La solution se veut agonistique et fonctionne avec toute la famille de blockchains, qu’elles soient publiques, privées ou de consortium.
A la base, la blockchain permet de graver dans le marbre toutes les informations (débiteur, créditeur, montant, heure et date des transactions) des échanges effectués entre les utilisateurs d’une monnaie virtuelle. Depuis, les variantes se sont multipliées pour tenter d’adapter ses principes techniques (chainage par hash entre blocks, distribution massivement parallèle du registre, etc.) à des usages qui n’étaient pas prévus initialement.

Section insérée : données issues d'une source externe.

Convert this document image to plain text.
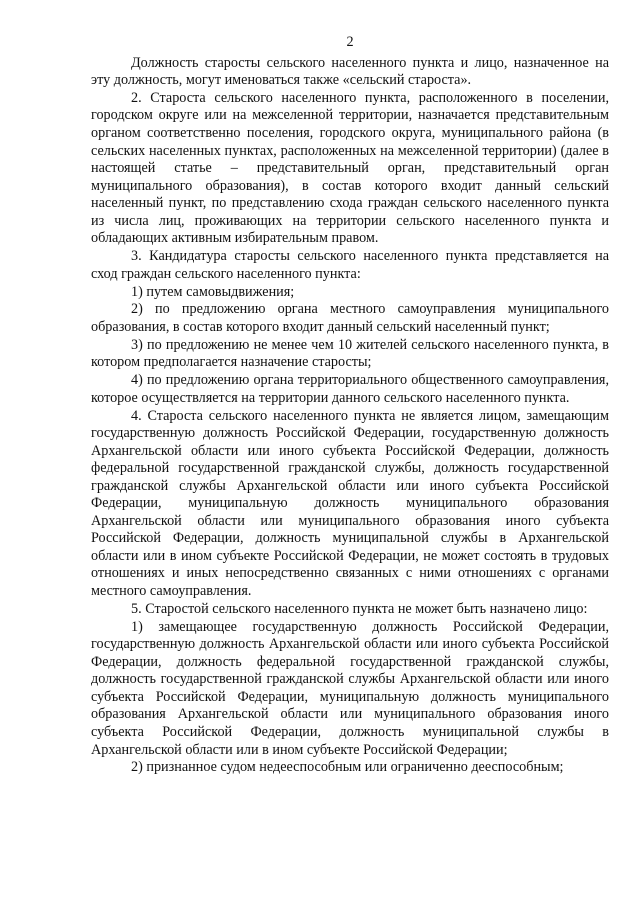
2

Должность старосты сельского населенного пункта и лицо, назначенное на эту должность, могут именоваться также «сельский староста».

2. Староста сельского населенного пункта, расположенного в поселении, городском округе или на межселенной территории, назначается представительным органом соответственно поселения, городского округа, муниципального района (в сельских населенных пунктах, расположенных на межселенной территории) (далее в настоящей статье – представительный орган, представительный орган муниципального образования), в состав которого входит данный сельский населенный пункт, по представлению схода граждан сельского населенного пункта из числа лиц, проживающих на территории сельского населенного пункта и обладающих активным избирательным правом.

3. Кандидатура старосты сельского населенного пункта представляется на сход граждан сельского населенного пункта:

1) путем самовыдвижения;

2) по предложению органа местного самоуправления муниципального образования, в состав которого входит данный сельский населенный пункт;

3) по предложению не менее чем 10 жителей сельского населенного пункта, в котором предполагается назначение старосты;

4) по предложению органа территориального общественного самоуправления, которое осуществляется на территории данного сельского населенного пункта.

4. Староста сельского населенного пункта не является лицом, замещающим государственную должность Российской Федерации, государственную должность Архангельской области или иного субъекта Российской Федерации, должность федеральной государственной гражданской службы, должность государственной гражданской службы Архангельской области или иного субъекта Российской Федерации, муниципальную должность муниципального образования Архангельской области или муниципального образования иного субъекта Российской Федерации, должность муниципальной службы в Архангельской области или в ином субъекте Российской Федерации, не может состоять в трудовых отношениях и иных непосредственно связанных с ними отношениях с органами местного самоуправления.

5. Старостой сельского населенного пункта не может быть назначено лицо:

1) замещающее государственную должность Российской Федерации, государственную должность Архангельской области или иного субъекта Российской Федерации, должность федеральной государственной гражданской службы, должность государственной гражданской службы Архангельской области или иного субъекта Российской Федерации, муниципальную должность муниципального образования Архангельской области или муниципального образования иного субъекта Российской Федерации, должность муниципальной службы в Архангельской области или в ином субъекте Российской Федерации;

2) признанное судом недееспособным или ограниченно дееспособным;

Une des options explorées est de gérer des informations en rapport avec d’autres « sous-jacents » qu’une monnaie : document, œuvre d’art, matériel et même nourriture. Ce qui pose la question de relier un élément extérieur à une blockchain.
« La souche de cette technologie est basée sur des transactions financières n’ayant aucune autre information à transporter que sa propre valeur. Dès lors que l’information transportée se rapporte à un objet externe - ici un document - alors il fallait proposer un moyen de conserver dans les règles de l’art l’objet référencé dans le registre », synthétise Olivier Senot.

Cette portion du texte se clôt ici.